Specifically, the quantile plot is generated by the following steps

  1. Regress out the covariate from the phenotype (if any) and use the standardized residual from this regression to represent the phenotype
  2. Distribute samples into user specified number of quantiles
  3. Treat the quantiles as a factor, where the --quant-ref is the base factor
  4. Perform regression with \(Pheno \sim Quantile\)
  5. Set the reference quantile to have coefficient of 1 (if binary) or 0 (otherwise)

The point of each quantile is their odds when compared to the reference quantile

PRS model-fit

A file containing the PRS model fit across thresholds is named [Name].prsice; this is stored as

Threshold, R2, P-value, Coefficient, Stndard Deviation and Number of SNPs at this threshold


The model fit here is the R2 of the Full model - the R2 of the Null model

Assuming Sex is used as the covariate in the PRSice calculation, then the R2 reported here, is the R2 of \(Pheno\sim PRS+Sex\) - R2 of \(Pheno\sim Sex\)

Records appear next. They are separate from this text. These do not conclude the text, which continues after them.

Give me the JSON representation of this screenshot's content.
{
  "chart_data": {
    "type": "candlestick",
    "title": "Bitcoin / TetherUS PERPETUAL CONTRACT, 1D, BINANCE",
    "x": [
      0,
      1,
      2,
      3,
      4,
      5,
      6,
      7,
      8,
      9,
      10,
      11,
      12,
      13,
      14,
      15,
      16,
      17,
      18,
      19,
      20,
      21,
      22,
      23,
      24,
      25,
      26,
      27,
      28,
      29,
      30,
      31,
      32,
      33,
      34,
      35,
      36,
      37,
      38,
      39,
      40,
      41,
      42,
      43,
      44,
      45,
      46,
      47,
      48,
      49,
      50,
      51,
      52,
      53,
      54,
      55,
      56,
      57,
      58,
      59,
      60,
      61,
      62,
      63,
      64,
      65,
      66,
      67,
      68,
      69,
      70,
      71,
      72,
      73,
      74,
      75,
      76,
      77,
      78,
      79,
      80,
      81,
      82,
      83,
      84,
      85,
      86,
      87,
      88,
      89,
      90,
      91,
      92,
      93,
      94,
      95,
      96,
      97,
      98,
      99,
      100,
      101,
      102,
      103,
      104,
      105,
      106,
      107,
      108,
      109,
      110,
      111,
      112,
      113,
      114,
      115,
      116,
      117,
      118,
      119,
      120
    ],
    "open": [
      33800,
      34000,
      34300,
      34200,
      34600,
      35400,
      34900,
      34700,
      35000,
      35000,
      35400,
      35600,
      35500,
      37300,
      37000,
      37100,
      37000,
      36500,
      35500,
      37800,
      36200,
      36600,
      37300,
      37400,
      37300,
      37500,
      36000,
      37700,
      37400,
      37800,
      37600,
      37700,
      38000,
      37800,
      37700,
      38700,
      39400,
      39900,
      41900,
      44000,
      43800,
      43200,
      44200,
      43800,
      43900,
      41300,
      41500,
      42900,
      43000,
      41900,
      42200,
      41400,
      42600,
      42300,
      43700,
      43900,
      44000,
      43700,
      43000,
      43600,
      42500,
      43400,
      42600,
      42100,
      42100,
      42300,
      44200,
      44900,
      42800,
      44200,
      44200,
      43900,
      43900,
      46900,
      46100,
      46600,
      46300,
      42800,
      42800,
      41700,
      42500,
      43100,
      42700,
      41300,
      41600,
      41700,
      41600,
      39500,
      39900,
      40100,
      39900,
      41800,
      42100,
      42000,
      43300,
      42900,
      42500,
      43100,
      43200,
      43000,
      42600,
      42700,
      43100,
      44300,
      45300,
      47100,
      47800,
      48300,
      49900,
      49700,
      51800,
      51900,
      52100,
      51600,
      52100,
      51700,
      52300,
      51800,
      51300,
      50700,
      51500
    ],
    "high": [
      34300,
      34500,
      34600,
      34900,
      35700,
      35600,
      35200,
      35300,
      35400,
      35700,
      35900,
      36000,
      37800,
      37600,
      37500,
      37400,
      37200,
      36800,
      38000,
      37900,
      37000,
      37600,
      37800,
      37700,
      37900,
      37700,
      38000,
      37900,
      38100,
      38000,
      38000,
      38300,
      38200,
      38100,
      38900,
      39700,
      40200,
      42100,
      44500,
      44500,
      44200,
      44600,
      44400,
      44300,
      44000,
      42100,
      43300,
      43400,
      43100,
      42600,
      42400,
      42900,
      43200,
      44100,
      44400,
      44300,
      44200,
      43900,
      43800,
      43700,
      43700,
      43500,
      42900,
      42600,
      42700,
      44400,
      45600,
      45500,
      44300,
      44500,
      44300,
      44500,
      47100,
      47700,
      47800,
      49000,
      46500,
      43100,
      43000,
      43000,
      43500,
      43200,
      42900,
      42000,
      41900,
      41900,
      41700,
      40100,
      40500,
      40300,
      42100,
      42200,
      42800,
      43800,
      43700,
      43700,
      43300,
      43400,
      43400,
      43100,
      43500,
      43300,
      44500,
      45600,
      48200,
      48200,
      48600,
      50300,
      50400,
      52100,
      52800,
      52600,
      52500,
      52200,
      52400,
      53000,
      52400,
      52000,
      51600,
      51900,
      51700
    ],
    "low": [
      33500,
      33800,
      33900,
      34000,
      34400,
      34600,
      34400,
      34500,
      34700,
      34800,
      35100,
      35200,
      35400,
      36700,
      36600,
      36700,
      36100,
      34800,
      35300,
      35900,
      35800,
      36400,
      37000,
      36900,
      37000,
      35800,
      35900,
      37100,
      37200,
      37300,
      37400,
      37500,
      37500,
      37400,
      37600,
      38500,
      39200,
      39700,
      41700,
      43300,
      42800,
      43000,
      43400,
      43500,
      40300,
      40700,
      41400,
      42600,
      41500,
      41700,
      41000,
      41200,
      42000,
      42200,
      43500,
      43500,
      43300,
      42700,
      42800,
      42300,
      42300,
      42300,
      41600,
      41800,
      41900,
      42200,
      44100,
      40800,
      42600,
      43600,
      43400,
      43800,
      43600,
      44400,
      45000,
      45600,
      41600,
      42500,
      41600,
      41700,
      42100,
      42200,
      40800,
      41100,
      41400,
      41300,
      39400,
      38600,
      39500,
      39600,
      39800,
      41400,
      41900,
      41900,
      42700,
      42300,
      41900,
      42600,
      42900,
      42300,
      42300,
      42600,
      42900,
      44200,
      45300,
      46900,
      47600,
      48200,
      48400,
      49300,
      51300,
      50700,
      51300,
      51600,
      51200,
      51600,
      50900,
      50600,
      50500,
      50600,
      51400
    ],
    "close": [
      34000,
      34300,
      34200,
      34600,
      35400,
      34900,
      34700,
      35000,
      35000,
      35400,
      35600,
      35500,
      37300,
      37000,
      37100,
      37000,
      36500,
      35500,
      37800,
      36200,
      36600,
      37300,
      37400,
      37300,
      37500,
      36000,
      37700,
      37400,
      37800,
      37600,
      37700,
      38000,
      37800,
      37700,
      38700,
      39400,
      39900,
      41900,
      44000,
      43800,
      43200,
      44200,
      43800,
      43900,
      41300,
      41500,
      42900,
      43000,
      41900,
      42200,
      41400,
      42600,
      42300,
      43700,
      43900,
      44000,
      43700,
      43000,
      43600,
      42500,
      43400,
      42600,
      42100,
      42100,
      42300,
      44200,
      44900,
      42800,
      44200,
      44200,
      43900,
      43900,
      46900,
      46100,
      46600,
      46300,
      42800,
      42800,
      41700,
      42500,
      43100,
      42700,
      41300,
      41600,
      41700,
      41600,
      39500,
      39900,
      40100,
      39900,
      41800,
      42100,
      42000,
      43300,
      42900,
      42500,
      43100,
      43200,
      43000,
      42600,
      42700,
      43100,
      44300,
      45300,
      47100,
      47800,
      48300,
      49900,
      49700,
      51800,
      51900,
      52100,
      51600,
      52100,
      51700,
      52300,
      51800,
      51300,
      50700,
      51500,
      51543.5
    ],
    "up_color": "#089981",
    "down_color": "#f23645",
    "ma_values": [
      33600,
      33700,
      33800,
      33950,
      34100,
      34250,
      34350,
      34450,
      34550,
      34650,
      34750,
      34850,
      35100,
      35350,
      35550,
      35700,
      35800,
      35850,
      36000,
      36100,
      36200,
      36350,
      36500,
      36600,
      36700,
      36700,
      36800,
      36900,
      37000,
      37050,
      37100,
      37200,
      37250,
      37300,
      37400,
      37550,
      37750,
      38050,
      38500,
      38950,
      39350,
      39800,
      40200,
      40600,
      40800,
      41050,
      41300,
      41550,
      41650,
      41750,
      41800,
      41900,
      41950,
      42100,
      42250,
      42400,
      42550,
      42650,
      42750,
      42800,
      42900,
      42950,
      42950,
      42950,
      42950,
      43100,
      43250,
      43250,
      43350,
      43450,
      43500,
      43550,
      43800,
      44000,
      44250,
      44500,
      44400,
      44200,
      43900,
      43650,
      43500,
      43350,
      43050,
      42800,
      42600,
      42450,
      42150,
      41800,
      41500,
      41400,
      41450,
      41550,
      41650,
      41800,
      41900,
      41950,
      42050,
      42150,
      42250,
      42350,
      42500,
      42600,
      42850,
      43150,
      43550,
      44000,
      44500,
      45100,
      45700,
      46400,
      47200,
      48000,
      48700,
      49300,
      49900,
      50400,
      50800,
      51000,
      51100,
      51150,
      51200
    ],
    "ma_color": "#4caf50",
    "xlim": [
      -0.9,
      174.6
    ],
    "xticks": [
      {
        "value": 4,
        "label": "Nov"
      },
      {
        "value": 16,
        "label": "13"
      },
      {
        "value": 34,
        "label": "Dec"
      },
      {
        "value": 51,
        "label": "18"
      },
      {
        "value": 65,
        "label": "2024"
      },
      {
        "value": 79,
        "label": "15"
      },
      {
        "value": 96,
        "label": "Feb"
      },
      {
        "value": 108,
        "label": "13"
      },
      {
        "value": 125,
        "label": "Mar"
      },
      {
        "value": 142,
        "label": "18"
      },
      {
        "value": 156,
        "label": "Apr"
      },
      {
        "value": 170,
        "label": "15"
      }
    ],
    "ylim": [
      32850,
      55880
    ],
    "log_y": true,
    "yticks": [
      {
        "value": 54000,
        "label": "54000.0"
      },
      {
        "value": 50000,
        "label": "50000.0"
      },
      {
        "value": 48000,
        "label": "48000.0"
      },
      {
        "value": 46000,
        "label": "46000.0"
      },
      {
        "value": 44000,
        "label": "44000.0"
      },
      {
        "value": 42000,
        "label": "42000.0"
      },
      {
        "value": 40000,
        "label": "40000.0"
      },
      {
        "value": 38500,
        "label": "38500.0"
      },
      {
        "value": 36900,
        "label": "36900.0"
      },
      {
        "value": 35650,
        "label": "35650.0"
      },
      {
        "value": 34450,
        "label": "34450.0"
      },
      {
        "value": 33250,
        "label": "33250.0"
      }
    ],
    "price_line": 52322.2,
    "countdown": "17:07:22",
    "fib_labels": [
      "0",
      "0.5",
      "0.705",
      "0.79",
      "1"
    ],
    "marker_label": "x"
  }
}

Scores for each individual

A file containing PRS for each individual at the best-fit PRS named

[Name].best is provide. This file has the format of:

FID,IID,PRS at best threshold, Has Phenotype

Where the has phenotype column indicate whether the sample contain all the required phenotype for PRSice analysis (e.g. Samples with missing phenotype/covariate will not be included in the regression. These samples will be indicated as "No" under the has phenotype column)

If --all-score option is used, a file named [Name].all.score is also generated

Please note, if --all-score options is used, the PRS for each individual at all threshold will be given. In the event where the target sample size is large and a lot of threshold are tested, this file can be large.

Summary Information

Information of the best model fit of each phenotype and gene set is stored in [Name].summary. The summary file contain the following fields:

  1. Phenotype - Name of Phenotype
  2. Set - Name of Gene Set
  3. Threshold - Best P-value Threshold
  4. PRS.R2 - Variance explained by the PRS. If prevalence is provided, this will be adjusted for ascertainment
  5. Full.R2 - Variance explained by the full model (including the covariates). If prevalence is provided, this will be adjusted for ascertainment
  6. Null.R2 - Variance explained by the covariates. If prevalence is provided, this will be adjusted for ascertainment
  7. Prevalence - Population prevalence as indicated by the user. "-" if not provided.
  8. Coefficient - Regression coefficient of the model. Can provide insight of the direction of effect.
  9. P - P value of the model fit
  10. Num_SNP - Number of SNPs included in the model
  11. Empirical-P - Only provided if permutation is performed. This is the empirical p-value and should account for multiple testing and over-fitting

Log File

We value reproducible research. Therefore we try our best to make replicating PRSice run easier. For every PRSice run, a log file named [Name].log is generated which contain the all the commands used for the analysis and information regarding filtering, field selected etc.

This also allow users to quickly identify problems in the input dataset.